Angelopoulos                - Parla. Parla!

Fitrakis                          - Sei indisponente. Vuoi che io par­li e non mi ascolti. Segui il filo dei tuoi pen­sieri e la mia voce ti serve da sottofondo. Non è una cosa nuova per un dipendente e un vecchio amico come me. Mi preparo. Dietro questo silenzio i coreuti sono già pronti a entrare nell'orchestra. Ti conosco bene. Quel tuo enorme naso di sottilissimo operatore meccanico... Sono in pensiero... Non che tu mi tolga la tua amicizia e il compenso per le mie prestazioni, sarebbe poco; mi puoi togliere l'amicizia e il com­penso quando vuoi e senza ragione... È che quando fai così mi provochi, e all'oscuro, nel buio più fitto, senza che tu me le accenni devo indovinare le risposte che vuoi da me. Ricorda che, oltre a essere il tuo medico personale e uno dei tuoi amici più devoti, sono anche un uomo che ha bisogno delle sue sette ore di sonno. (Pausa) Mi puoi smen­tire. In notti come queste, nelle quali tutto può accadere, me ne frego del sonno. (Pau­sa) I rumori della città si sono spenti, uno per uno. Lo hai sentito fino a poco fa risuo­nare il teatro di Dioniso? (Qualche attimo di silenzio).

Angelopoulos                - Domani la chiamo al tele­fono e glielo dico.

Fitrakis                          - (lunga pausa). Chi?

Angelopoulos                - Marianne Jefferson.

Fitrakis                          - (guarda in giro, guarda Angelo­poulos, poi guarda ancora in giro). Bene: Marianne Jefferson.

Angelopoulos                - E glielo dico.

Fitrakis                          - Che cosa le dici?

Angelopoulos                - Che la sposo.

Fitrakis                          - Posso chiederti perché, glielo dici domani, la sposi?

Angelopoulos                - (esita).
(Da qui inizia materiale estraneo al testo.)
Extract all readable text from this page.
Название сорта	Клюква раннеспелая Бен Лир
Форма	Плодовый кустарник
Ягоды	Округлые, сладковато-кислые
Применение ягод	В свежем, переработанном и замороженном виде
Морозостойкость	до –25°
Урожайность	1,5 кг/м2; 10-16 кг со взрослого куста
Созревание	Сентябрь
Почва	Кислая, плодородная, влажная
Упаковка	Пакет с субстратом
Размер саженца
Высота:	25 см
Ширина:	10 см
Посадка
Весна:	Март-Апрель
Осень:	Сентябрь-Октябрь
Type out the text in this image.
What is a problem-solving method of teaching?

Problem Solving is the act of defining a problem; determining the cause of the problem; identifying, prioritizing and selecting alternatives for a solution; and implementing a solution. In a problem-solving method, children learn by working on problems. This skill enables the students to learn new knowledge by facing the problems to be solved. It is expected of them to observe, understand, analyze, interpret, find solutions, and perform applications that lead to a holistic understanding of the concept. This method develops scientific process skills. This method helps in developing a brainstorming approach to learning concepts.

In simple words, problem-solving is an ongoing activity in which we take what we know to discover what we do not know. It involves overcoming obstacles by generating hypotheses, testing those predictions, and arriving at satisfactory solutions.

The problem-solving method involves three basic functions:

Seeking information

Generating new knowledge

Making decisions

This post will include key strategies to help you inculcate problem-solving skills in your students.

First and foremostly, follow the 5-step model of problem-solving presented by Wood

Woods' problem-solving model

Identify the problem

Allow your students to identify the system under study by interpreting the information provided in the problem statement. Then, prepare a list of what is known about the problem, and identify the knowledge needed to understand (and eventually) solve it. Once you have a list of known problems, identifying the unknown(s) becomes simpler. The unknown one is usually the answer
Perché ci si sposa?

Fitrakis                          - Fu chiesto a Sofocle, già molto vecchio, di parlare dei suoi amori, delle sue nozze con Nicostrata, delle sue pazzie per le cortigiane, una bellissima, Archippe, e rispose: «Sia ringraziata la vecchiaia che mi ha liberato da un padrone selvaggio ».

Angelopoulos                - Credi?

Fitrakis                          - Sei un uomo robusto e non trovo nessuna ragione perché tu non possa desi­derare Marianne Jefferson.

Angelopoulos                - A questa età?

Fitrakis                          - Ti risparmio le adulazioni dei tuoi amici e ti dico che, secondo il mio giudizio, è normale per un uomo come te.

Angelopoulos                - Mi conosci bene?

Fitrakis                          - È normale.

Angelopoulos                - Me la sposo.

Fitrakis                          - Questo mi lascia perplesso. Ti senti solo?

Angelopoulos                - Sempre.

Fitrakis                          - Incredibile

Angelopoulos                - Non fare dello spirito. Non lo apprezzo. Sai che cosa voglio dire.

Fitrakis                          - Scusa. La verità è che un tuo ma­trimonio era assolutamente improbabile fi­no a pochi minuti fa, quando mi hai detto chi vuoi sposare. Mi avessi detto, sto pen­sando, una donna, la più bella, la più ric­ca, la più celebre, avrei risposto : « Impro­babile ». Ma con Marianne Jefferson, che ti sposi è probabile. Non mi è chiaro perché, in questo momento, basta parlarne però, è sufficiente parlarne...

Angelopoulos                - Ti ho dato una delusione?

Fitrakis                          - Basta parlarne...

Angelopoulos                - Io la sposo.

Fitrakis                          - Lasciami pensare ad alta voce, anzi pensiamo ad alta voce e diciamoci i nostri pensieri, con ordine... Non mi basta: ho bisogno di rivolgerti delle domande, pos­so farti delle domande? La notte è ancora lunga. Mi servo da bere. (Si alza, va al mo­bile-bar, ecc., siede con il bicchiere) Che cosa ti piace di lei?

Angelopoulos                - Domanda idiota.

Fitrakis                          - Non mi offendere. Se rispondi co­sì, niente di lei ti piace in particolare. È ovvio. Non voglio solleticare la tua fanta­sia, del resto rigogliosa... Sono molto agi­tato, sai, sono in pensiero per te, per noi, direi. Non mi offendere. È una bella donna. Quante ce ne sono come lei. E più belle di lei? Quante volte l'hai vista? Tre, quattro, in crociera? Hai fatto delle « avances »? Le hai parlato da solo a sola, l'hai affasci­nata come sai fare tu?

Angelopoulos                - (rabbioso). No. No! Nes­suna proposta. Cosa vuoi sapere?

Fitrakis                          - Questa tua rabbia che non cer­chi di nascondere fa crescere il mio pensiero per te, per noi, direi. È una reazione esage­rata, questa tua rabbia. Ci si può innamo­rare anche dei meno belli, delle meno belle...

Angelopoulos                - Che cosa vuoi dire?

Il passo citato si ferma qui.